La même perspective sur la culture en tant qu’instrument d’engagement (politique et idéologique) est entonnée par Sékou Touré, président de la Guinée révolutionnaire. Le président Touré a impulsé l’usage de la culture en tant que moyen de lutte. Il n’a pas manqué de rappeler l’importance du rôle de l’écrivain ou de l’artiste dans la société. 5

Il est vrai que la traduction en question ici est prisonnière d’une idéologie révolutionnaire qui lui enlève le sceau de la fidélité. Cependant il faut dire que cette traduction, si elle n’était traduite avec des ajouts, ne donnerait pas une aussi grande réception aux sonorités de Camara. Le sens participatif du combat serait émoussé car les autres peuples africains solidaires du combat de libération ne comprendraient rien du message chante. Si le problème de compréhension demeure toujours parce que tout africain ne parle pas français, toujours est-il que les commentaires qui ont été faits ont permis de mieux expliquer le combat révolutionnaire guinéen.

Il est clair ici que le besoin idéologique fait ombrage à la qualité originelle du texte « oral » si bien que le mandingue europhone ne tardera pas à mettre en doute la véracité de la traduction. Si la traduction de Camara est une sur-traduction, il faut dire que cela a le mérite de rehausser les objectifs combattants des mandingues, leur fierté culturelle et le devoir de dignité qui s’impose à toute personne issue de cette frange des peuples ouest-africains des savanes. De point de vue pratique, l’on n’aura pas tort de choisir cette démarche en traduction qui consiste à ajouter des sens afin de faciliter la compréhension des textes qui sont issus des langues africaines qui n’entretiennent pas de correspondance systématique avec les langues essentiellement scripturales d’Europe.  Cependant, il faudra noter que la traduction de textes «oraux » se doit d’être faite en prenant en compte l’originalité de ces textes. Fidélité en traduction oblige.

NOTES

1 Amilcar Cabral fait savoir son attachement à la notion de culture et d’histoire comme les moyens les plus surs pour subvertir et combattre le colonialisme et l’impérialisme, et leurs nouvelles configurations

2 Jose Marti fait une correspondance épistolaire avec Jose Joachim Palma (Guatemala, 1878, vol. 1, tome 1, p. 376). Cette citation est reprise par Ray Autra, Préface de Sikasso ou la dernière citadelle suivi de Chaka, Honfleur : Pierre Jean Oswald, 1970 : 5-23. Voir p. 10.
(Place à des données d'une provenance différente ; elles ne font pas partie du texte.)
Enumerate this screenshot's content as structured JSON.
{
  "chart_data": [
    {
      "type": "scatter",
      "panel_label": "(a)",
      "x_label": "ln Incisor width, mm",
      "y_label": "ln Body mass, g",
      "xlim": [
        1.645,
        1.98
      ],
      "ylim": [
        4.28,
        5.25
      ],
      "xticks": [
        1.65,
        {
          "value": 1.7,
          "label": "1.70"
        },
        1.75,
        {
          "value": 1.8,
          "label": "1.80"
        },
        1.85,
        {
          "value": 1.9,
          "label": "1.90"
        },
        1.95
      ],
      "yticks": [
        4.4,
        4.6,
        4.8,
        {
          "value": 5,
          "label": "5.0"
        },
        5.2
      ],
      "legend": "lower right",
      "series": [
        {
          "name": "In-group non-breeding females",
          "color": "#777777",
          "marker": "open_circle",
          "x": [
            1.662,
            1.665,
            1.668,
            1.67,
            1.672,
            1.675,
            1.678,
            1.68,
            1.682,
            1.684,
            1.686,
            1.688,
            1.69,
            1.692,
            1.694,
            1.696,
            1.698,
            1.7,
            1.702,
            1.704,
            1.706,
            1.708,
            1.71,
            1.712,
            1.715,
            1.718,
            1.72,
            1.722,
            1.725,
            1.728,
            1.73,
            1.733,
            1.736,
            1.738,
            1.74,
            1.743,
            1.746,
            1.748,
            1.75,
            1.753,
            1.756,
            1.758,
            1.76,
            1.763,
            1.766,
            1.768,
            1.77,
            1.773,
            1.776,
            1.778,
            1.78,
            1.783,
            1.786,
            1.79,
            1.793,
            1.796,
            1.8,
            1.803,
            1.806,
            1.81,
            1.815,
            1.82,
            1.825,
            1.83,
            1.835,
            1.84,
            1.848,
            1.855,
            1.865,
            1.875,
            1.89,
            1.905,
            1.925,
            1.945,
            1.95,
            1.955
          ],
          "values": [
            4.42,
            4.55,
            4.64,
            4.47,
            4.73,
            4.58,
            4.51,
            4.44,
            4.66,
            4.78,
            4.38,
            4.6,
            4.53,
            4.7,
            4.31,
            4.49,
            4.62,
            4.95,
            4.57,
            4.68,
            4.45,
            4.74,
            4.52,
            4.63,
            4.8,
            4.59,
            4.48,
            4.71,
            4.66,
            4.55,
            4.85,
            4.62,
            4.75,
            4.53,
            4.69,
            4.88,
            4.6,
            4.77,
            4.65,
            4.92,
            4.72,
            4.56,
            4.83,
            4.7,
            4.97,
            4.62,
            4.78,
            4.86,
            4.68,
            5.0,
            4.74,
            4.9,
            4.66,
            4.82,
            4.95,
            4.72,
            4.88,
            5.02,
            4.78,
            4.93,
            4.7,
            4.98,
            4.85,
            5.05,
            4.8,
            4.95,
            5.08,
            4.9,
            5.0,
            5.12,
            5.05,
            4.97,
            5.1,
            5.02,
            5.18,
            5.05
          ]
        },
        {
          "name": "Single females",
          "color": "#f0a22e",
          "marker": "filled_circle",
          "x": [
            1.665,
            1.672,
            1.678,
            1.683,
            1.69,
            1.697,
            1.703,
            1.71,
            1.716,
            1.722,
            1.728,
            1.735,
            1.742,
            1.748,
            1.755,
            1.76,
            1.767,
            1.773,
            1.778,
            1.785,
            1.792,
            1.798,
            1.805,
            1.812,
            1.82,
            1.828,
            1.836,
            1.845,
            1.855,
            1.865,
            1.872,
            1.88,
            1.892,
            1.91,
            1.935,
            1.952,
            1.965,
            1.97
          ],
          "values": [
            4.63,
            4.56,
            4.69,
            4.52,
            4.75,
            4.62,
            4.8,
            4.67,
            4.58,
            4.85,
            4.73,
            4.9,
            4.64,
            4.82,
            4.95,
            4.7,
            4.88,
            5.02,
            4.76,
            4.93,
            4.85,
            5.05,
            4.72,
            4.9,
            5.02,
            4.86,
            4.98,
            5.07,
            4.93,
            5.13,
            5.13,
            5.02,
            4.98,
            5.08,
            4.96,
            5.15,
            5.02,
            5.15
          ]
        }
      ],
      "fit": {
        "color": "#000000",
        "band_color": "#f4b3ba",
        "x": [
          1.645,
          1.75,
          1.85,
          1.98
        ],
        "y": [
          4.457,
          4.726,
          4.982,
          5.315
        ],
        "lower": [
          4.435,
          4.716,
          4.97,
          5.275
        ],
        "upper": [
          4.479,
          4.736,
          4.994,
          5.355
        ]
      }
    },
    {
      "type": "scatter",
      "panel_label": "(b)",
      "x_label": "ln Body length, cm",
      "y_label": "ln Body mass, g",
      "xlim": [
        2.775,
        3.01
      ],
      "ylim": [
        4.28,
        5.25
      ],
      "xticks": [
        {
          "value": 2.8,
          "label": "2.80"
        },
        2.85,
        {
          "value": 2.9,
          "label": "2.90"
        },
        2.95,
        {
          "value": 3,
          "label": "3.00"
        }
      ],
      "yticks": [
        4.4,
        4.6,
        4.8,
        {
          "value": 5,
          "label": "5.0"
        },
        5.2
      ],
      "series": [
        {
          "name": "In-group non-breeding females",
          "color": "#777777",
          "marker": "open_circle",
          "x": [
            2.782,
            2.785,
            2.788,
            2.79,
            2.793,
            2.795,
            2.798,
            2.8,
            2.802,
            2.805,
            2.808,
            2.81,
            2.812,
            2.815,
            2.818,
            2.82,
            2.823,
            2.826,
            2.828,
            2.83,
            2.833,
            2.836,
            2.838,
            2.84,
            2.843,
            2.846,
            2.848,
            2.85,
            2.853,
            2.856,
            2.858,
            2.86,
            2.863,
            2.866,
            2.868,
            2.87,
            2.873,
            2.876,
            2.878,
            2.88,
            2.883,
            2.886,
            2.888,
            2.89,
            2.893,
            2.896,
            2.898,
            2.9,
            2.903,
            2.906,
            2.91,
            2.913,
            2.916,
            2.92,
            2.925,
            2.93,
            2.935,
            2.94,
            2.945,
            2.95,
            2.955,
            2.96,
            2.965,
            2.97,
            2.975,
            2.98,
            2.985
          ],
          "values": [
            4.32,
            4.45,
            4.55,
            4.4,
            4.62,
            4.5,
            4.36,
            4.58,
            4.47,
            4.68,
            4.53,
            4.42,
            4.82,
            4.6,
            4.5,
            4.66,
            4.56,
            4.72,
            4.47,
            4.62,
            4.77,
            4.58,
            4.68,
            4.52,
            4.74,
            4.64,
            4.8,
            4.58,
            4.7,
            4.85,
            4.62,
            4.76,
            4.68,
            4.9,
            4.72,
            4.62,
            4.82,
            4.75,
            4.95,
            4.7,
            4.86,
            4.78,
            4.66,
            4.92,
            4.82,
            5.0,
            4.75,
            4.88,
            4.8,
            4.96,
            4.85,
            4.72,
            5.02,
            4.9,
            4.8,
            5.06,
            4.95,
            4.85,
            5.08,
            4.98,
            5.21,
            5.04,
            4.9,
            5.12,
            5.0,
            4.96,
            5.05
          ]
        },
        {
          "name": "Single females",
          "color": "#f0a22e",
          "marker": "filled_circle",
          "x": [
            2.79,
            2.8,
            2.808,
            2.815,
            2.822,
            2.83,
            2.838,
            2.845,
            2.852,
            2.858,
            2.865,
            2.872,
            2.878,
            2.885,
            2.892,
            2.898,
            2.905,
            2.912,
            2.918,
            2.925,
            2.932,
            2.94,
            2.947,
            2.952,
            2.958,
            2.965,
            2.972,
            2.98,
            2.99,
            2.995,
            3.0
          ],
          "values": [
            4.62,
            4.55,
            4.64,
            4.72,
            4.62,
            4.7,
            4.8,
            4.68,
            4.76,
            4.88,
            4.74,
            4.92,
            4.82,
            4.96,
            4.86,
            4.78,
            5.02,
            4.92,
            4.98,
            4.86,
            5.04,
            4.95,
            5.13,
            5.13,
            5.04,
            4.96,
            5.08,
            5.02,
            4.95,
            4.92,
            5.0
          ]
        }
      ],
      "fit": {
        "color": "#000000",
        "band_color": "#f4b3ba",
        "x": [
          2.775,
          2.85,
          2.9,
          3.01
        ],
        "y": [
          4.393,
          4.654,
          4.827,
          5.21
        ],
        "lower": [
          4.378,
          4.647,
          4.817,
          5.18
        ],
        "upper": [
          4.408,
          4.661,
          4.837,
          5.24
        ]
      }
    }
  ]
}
3 Voir toujours Jose Marti. La Pampa, Jugement critique, vol. I, tome I, p.743, ou il est cite par Ray Autra dans la préface de Sikasso ou la dernière citadelle suivi de Chaka.

4 Ibid. Ray Autra citant Jose Marti dans Sikasso ou la dernière citadelle suivi de Chaka.

5 Il disait au deuxième Congrès des Ecrivains et Artistes Noirs à Rome en 1959 dans une communication intitulée « Le leader considéré comme le représentant d’une culture » que « Il ne suffit pas d’écrire un chant révolutionnaire pour participer a la révolution africaine, il faut faire cette révolution avec le peuple. Avec le peuple et les chants viendront seuls et d’eux-mêmes.

Pour avoir une action authentique, il faut être soi-même une part vive de l’Afrique et de sa pensée, un élément de cette énergie populaire toute entière mobilisée pour la libération, le progrès et le bonheur de l’Afrique. Il n’y a aucune place en dehors de ce seul combat ni pour l’artiste, ni pour l’intellectuel qui n’est pas lui-même engage et totalement mobilise avec le peuple dans le grand combat de l’Afrique et de l’humanité souffrante.» Sékou Touré est cité par Frantz Fanon dans Les damnés de la terre, Editions La Découverte, 1987, p. 151.

REFERENCES BIBLIOGRAPHIQUE ET DISCOGRAPHIQUE

Fanon, Frantz Les damnés de la terre, Paris : Editions La Découverte, 1987.

Niane, Djibril Tamsir. Sikasso ou la dernière citadelle suivi de Chaka, Honfleur : Pierre Jean Oswald, 1970.

Camara, Aboubacar Demba. Regard sur le passé, 1973.